Needing a provision for automatic recounts
On June 23, Isaac Sponaugle conceded the race for the Democratic Party’s nomination for West Virginia Attorney General to Sam Petsonk. The final margin in that June 9 primary contest was 140 votes out of about 170,000 cast, less than one-tenth of one percent.
Many states provide for an automatic recount, at public expense, in such a situation. Some states call for such a recount if the margin is less than one percent, while others have a tighter margin (such as a half a percent). West Virginia has no such provision.
Under West Virginia law, anyone wanting a recount, no matter the margin, must pay the entire cost. In a statewide race this could be several thousand dollars. Sponaugle, citing the cost, chose not to request a recount.
To further confuse the situation, had Sponaugle asked for a recount (and paid the required bond) he could have stopped the recount at any point he took the lead. Because of this provision, practicality would have required Petsonk to also ask for a recount, and would have been legally required to pay an equal bond.
I think this procedure is nuts. In the past, I’ve sponsored legislation that would have provided an automatic recount at state expense, whenever the margin in an election is tighter than one-half of one percent. That legislation never got anywhere, and I finally gave up on introducing it.
The argument against my proposed bill can be summed up thusly, “Why should the public pay to help someone who lost an election?” The logic of that argument escapes me.
The benefit of a recount that changes the outcome of an election does indeed benefit the person who was originally thought to have lost. But the primary benefit goes to the public, because that recount revealed who the majority had indeed elected (or nominated).
We all have an interest in knowing who has really won an election. We all have an interest in being served by public officials for whom the majority (or in some cases a plurality) of us actually voted. That means we should all share in the financial burden of discovering the truth.
Surely, a recount at public expense should not be available to a candidate who has lost by a convincing margin.
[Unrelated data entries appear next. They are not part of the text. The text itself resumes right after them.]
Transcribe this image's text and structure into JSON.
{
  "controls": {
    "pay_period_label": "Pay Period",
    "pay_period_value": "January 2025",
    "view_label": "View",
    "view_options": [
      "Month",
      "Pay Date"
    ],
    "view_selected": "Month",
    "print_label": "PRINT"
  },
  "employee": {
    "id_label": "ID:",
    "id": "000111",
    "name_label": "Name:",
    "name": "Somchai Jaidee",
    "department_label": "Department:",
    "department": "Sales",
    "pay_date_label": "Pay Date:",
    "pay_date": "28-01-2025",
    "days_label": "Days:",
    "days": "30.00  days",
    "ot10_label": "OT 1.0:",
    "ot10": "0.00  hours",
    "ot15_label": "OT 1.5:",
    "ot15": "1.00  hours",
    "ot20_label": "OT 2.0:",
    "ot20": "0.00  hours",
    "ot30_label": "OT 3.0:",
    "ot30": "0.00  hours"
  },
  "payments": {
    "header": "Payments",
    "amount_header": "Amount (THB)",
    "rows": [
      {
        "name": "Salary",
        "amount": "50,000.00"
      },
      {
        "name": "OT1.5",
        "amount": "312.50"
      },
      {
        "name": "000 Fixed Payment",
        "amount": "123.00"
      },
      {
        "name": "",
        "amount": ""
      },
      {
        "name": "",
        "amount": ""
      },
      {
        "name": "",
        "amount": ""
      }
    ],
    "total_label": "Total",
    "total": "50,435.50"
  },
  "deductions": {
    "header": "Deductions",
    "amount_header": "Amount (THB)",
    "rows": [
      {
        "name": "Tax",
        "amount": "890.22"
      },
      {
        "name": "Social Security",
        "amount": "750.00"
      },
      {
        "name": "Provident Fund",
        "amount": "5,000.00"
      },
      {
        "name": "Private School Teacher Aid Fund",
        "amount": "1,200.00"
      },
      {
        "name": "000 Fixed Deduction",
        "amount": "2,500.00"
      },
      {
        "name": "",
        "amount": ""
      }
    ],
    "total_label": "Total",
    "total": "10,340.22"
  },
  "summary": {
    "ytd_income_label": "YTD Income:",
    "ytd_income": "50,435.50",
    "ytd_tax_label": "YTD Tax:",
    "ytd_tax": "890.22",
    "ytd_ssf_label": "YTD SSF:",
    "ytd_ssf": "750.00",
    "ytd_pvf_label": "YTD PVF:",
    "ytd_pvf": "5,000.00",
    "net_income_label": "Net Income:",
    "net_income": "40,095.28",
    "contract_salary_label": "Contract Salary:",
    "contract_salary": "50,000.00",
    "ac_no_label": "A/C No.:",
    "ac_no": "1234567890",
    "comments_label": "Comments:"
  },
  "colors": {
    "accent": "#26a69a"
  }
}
How tight a margin should trigger the automatic recount? I think a full percentage point is too wide, and I’m willing to listen to an argument that perhaps a half a percent is too wide. But I wouldn’t want to get much tighter than that.
Given what just happened in that Attorney General primary, if I’m re-elected, I’ll re-introduce that bill to provide for an automatic recount in an extremely tight race.
In the interest of full disclosure, I have a very high opinion of both Sponaugle (with whom I serve in the House of Delegates) and Petsonk. I ended up voting for Petsonk, but I think there should have been a provision for an automatic recount.
Delegate John Doyle (D) represents the 67th District in the West Virginia House of Delegates.